I was screaming inside my head, “WHAT? Condoms...in the rubbish? We had given up on condoms weeks ago – it took too much time. He hadn’t disposed of evidence from 3 weeks ago? What an idiot!” I couldn’t believe how careless he had been; my mind was racing.
She then delivered her decree, “Now, I did a lot of thinking and I’ve decided I don’t want anyone to know about this entire mess. It would make our family look bad, so we are all going to pretend that it never happened and try to make the best of the next month before you move on to your next placement... Is that clear to the both of you?”
“Yes, thank you!”
Jim also had let out an injured, “Yyyyyes.”

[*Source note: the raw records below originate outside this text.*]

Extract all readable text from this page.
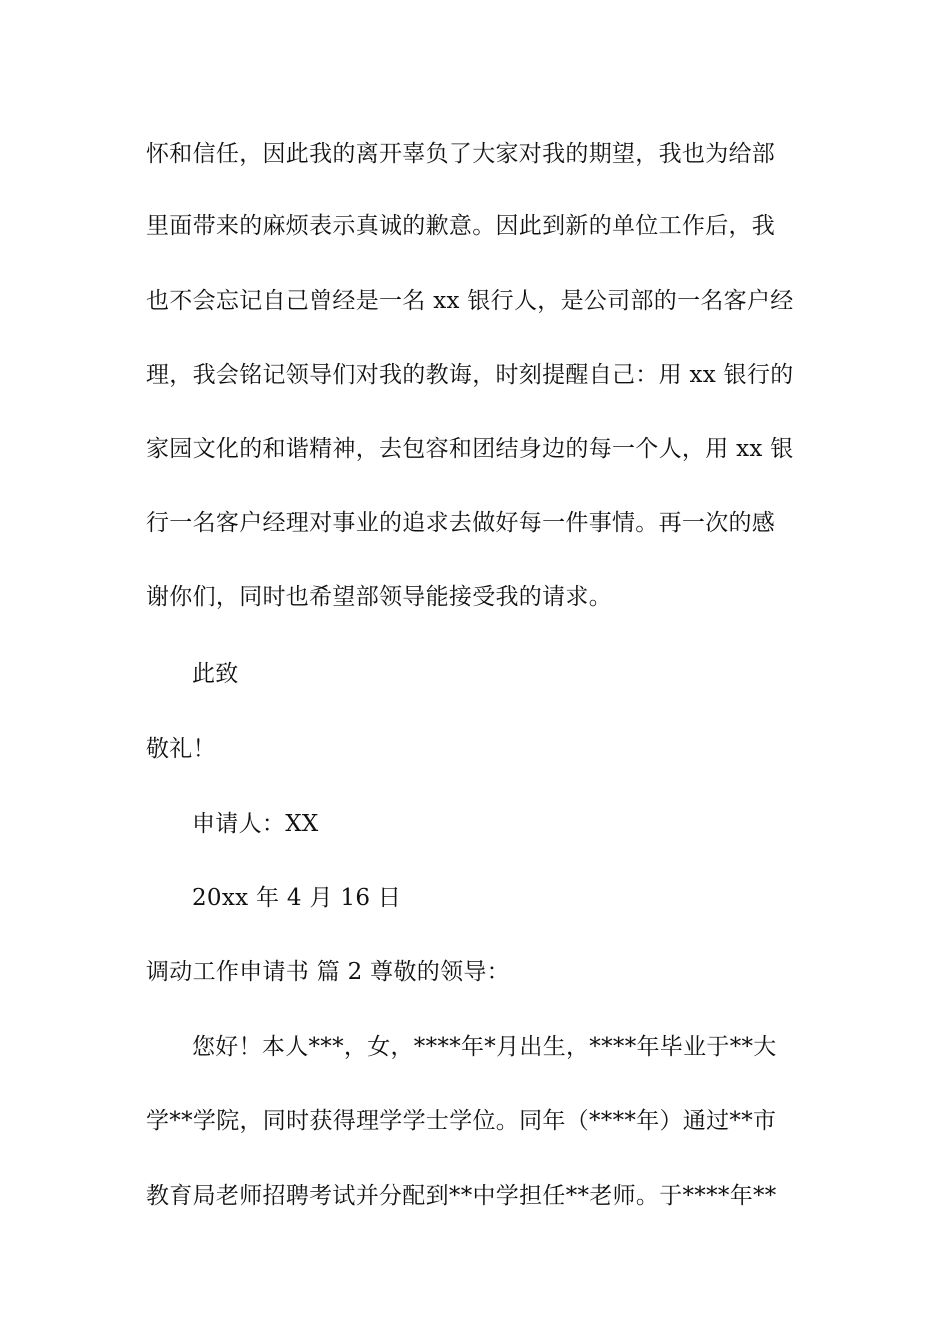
怀和信任，因此我的离开辜负了大家对我的期望，我也为给部
里面带来的麻烦表示真诚的歉意。因此到新的单位工作后，我
也不会忘记自己曾经是一名 xx 银行人，是公司部的一名客户经
理，我会铭记领导们对我的教诲，时刻提醒自己：用 xx 银行的
家园文化的和谐精神，去包容和团结身边的每一个人，用 xx 银
行一名客户经理对事业的追求去做好每一件事情。再一次的感
谢你们，同时也希望部领导能接受我的请求。
此致
敬礼！
申请人：XX
20xx 年 4 月 16 日
调动工作申请书 篇 2 尊敬的领导：
您好！本人***，女，****年*月出生，****年毕业于**大
学**学院，同时获得理学学士学位。同年（****年）通过**市
教育局老师招聘考试并分配到**中学担任**老师。于****年**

After her decision was made known, she got up to leave. Jim’s dad had left the room and she leaned over and whispered to the 2 of us, “I knew every single time that you thought you were sneaking up to his room at night. I just couldn’t ignore it any longer.” Eick! I cringed when she said that and became VERY grateful to her that she had never chosen to bust in on us. I don’t know who would have been the most dramatized by that– myself, Jim, or her?

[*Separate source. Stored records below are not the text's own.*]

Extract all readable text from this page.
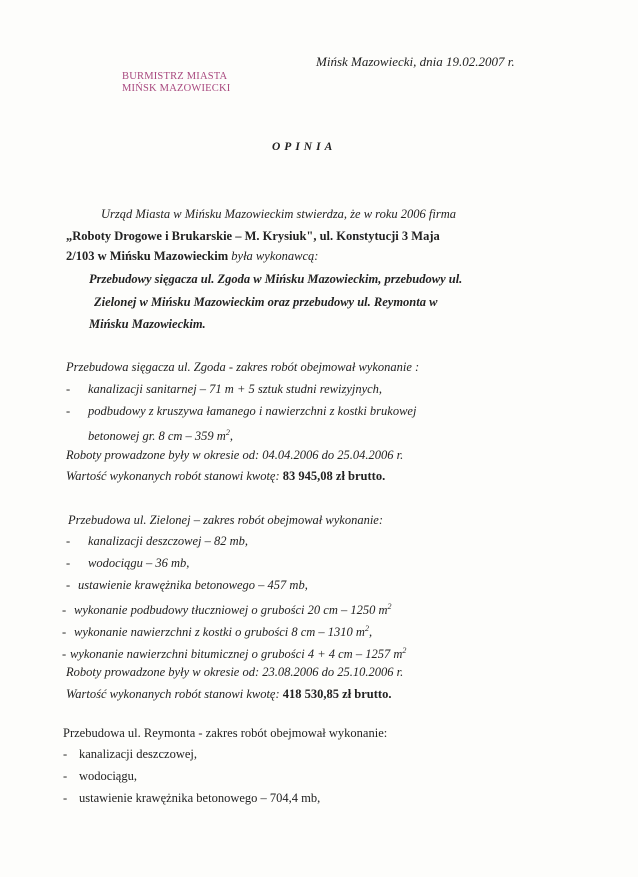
BURMISTRZ MIASTA
MIŃSK MAZOWIECKI
Mińsk Mazowiecki, dnia 19.02.2007 r.
OPINIA
Urząd Miasta w Mińsku Mazowieckim stwierdza, że w roku 2006 firma
„Roboty Drogowe i Brukarskie – M. Krysiuk", ul. Konstytucji 3 Maja
2/103 w Mińsku Mazowieckim była wykonawcą:
Przebudowy sięgacza ul. Zgoda w Mińsku Mazowieckim, przebudowy ul.
Zielonej w Mińsku Mazowieckim oraz przebudowy ul. Reymonta w
Mińsku Mazowieckim.
Przebudowa sięgacza ul. Zgoda - zakres robót obejmował wykonanie :
- kanalizacji sanitarnej – 71 m + 5 sztuk studni rewizyjnych,
- podbudowy z kruszywa łamanego i nawierzchni z kostki brukowej
betonowej gr. 8 cm – 359 $m^2$,
Roboty prowadzone były w okresie od: 04.04.2006 do 25.04.2006 r.
Wartość wykonanych robót stanowi kwotę: 83 945,08 zł brutto.
Przebudowa ul. Zielonej – zakres robót obejmował wykonanie:
- kanalizacji deszczowej – 82 mb,
- wodociągu – 36 mb,
- ustawienie krawężnika betonowego – 457 mb,
- wykonanie podbudowy tłuczniowej o grubości 20 cm – 1250 $m^2$
- wykonanie nawierzchni z kostki o grubości 8 cm – 1310 $m^2$,
- wykonanie nawierzchni bitumicznej o grubości 4 + 4 cm – 1257 $m^2$
Roboty prowadzone były w okresie od: 23.08.2006 do 25.10.2006 r.
Wartość wykonanych robót stanowi kwotę: 418 530,85 zł brutto.
Przebudowa ul. Reymonta - zakres robót obejmował wykonanie:
- kanalizacji deszczowej,
- wodociągu,
- ustawienie krawężnika betonowego – 704,4 mb,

The remaining time I had left at their house was a depressing eternity. I never wanted to be apart from Jim, but at the same time, I couldn’t wait to leave! The entire situation was toxic. Every time either of his parents looked at me, I felt them psychically attempting to burn the word ‘whore’ into my forehead. Jim had chosen to pretend that I didn’t exist; he spent most of his time in his room. The 4 of us had become emotionless zombies when we were forced to share each others’ company, like at family meals. His brother, however, remained totally oblivious throughout the entire ordeal.
I was emotionally exhausted by the time I left. It was like living every day only 6 inches away from the one person I loved the most in the world, but there was a piece of bullet-proof glass wedged in between us. I could see him, but couldn’t touch him, and he wouldn’t let me talk to him either. I would break out into random fits of tears at any given time, at home, on the train, in the middle of class – it didn’t seem to matter; I had totally lost control of myself. I knew one thing for certain: There was no way in hell I was going to let a love like what Jim and I had just die without a fight. It wasn’t like a breakup where one person was over it and the other was in denial. We both felt the same way about each other, yet we were apart. It was an impossible situation, and it wasn’t over... not just yet.